Avant son intronisation, Yvan Mainini donne le ton de son mandat et notamment sur les relations parfois difficiles entre les fédérations et la NBA. La FIBA doit essayer de s’inscrire dans des relations différentes avec la NBA que celles que nous avons actuellement, a-t-il indiqué en marge de la finale de la Coupe de France. On sait que les Américains sont intéressés par le business. Il faut s’inscrire dans des solutions +gagnant-gagnant+.

On a changé d’ère, a-t-il continué. On n’est plus dans le schéma où il suffisait de réclamer de faire respecter le règlement en disant +sinon on vous suspend+. On est dans une société contractuelle et il faut s’entendre avec les gens, aussi bien les franchises que les joueurs.

L’allusion vaut pour la cascade de forfaits désormais systématiques des joueurs NBA pour les compétitions internationales. La France est particulièrement touchée pour le Championnat du monde en Turquie avec les forfaits de Tony Parker et de Ronny Turiaf.

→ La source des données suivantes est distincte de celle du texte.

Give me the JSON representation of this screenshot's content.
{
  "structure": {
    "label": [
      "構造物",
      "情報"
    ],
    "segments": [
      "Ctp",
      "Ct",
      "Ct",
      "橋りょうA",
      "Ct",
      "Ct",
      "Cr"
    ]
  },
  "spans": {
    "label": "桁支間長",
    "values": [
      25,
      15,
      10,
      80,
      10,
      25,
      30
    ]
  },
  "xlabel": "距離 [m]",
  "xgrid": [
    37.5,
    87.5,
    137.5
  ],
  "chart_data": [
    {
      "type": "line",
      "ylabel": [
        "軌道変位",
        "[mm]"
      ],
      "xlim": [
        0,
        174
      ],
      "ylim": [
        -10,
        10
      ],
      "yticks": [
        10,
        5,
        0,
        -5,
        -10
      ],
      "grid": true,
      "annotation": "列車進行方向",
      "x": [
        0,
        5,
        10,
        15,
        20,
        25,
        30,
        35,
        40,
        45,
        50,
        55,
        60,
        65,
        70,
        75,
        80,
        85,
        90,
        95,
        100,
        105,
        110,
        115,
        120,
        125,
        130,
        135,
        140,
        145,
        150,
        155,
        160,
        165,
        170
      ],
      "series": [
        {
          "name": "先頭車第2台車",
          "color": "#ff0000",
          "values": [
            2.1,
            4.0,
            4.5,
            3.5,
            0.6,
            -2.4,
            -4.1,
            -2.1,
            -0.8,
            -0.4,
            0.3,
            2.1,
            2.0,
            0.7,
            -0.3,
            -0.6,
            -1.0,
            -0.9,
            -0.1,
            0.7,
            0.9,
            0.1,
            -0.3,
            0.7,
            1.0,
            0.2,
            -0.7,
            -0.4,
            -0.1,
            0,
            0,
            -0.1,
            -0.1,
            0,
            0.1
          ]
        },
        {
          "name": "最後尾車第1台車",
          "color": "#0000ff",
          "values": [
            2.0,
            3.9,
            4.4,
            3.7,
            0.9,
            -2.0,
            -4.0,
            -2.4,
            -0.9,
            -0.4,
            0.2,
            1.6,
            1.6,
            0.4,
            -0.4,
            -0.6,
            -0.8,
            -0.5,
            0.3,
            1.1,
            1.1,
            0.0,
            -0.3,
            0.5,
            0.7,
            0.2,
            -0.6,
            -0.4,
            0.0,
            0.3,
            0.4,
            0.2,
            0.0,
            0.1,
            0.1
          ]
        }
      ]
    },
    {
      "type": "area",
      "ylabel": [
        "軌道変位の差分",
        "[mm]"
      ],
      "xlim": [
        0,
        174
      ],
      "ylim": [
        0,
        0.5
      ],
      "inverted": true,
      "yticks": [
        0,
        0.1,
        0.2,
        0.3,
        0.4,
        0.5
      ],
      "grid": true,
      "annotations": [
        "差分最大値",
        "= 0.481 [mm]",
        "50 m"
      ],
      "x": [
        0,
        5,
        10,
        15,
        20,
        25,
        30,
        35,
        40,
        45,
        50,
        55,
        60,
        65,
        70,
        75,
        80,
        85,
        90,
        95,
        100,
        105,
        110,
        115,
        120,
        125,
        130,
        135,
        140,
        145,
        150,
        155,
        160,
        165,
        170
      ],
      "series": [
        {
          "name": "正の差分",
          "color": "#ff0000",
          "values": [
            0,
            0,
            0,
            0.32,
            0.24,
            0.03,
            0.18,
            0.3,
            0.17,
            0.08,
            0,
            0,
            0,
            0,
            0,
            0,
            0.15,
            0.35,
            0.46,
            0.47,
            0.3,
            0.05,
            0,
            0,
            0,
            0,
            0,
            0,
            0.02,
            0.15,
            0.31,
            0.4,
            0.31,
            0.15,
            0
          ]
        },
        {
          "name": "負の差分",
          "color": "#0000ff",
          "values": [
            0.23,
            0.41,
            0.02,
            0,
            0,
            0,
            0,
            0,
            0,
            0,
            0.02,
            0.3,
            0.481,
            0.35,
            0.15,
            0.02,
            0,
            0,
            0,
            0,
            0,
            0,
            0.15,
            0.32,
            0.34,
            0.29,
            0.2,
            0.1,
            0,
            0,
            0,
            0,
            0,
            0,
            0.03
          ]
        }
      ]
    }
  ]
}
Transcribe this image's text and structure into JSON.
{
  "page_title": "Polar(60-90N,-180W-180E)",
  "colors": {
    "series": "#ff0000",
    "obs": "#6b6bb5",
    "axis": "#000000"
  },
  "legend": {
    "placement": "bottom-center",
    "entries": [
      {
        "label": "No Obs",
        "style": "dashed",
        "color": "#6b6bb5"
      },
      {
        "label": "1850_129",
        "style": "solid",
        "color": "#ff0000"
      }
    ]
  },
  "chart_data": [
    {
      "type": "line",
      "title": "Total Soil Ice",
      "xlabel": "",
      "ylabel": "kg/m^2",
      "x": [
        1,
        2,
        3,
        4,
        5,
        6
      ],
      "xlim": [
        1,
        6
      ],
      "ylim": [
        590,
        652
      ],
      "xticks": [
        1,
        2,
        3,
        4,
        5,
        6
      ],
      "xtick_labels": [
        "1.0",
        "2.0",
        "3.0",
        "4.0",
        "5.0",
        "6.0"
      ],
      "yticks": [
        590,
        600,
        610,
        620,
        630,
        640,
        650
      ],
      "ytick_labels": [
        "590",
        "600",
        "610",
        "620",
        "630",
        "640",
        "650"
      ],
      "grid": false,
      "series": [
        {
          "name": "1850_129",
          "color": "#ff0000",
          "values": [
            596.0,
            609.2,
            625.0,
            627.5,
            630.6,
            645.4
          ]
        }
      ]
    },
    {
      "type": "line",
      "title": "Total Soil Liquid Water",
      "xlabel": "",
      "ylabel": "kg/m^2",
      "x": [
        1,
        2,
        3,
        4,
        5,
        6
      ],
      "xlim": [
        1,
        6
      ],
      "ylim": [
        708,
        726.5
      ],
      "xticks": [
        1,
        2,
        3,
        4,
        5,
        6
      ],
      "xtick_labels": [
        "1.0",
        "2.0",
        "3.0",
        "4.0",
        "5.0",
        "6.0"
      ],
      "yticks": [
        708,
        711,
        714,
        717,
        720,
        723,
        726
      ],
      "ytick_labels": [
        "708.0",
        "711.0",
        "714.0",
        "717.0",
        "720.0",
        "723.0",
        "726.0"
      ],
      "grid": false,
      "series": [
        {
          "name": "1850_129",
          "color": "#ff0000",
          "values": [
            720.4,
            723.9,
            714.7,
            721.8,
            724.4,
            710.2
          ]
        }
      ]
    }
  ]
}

Mais pas question de critiquer la décision du meneur de jeu des San Antonio Spurs, dont la France aura encore besoin après les Mondiaux. Quand je vois ici et là des gens qui crachent dans la soupe car Tony a dit qu’il souhaitait faire l’impasse sur l’été… Je trouve cela malvenu sachant que Tony a donné beaucoup aux équipes nationales. Ces gens-là ont le droit de reposer leur organisme, a-t-il indiqué.

On va essayer de faire la meilleure équipe possible avec les meilleurs joueurs disponibles. On a un bon réservoir. Certains ont moins de volume mais ils sont de qualité, a-t-il précisé. Les joueurs NBA susceptibles d’être disponibles sont de très grande qualité et ce peut être le moyen de bâtir, non pas l’après-Parker car je souhaite qu’il soit là l’an prochain, mais de mettre en place la génération d’après.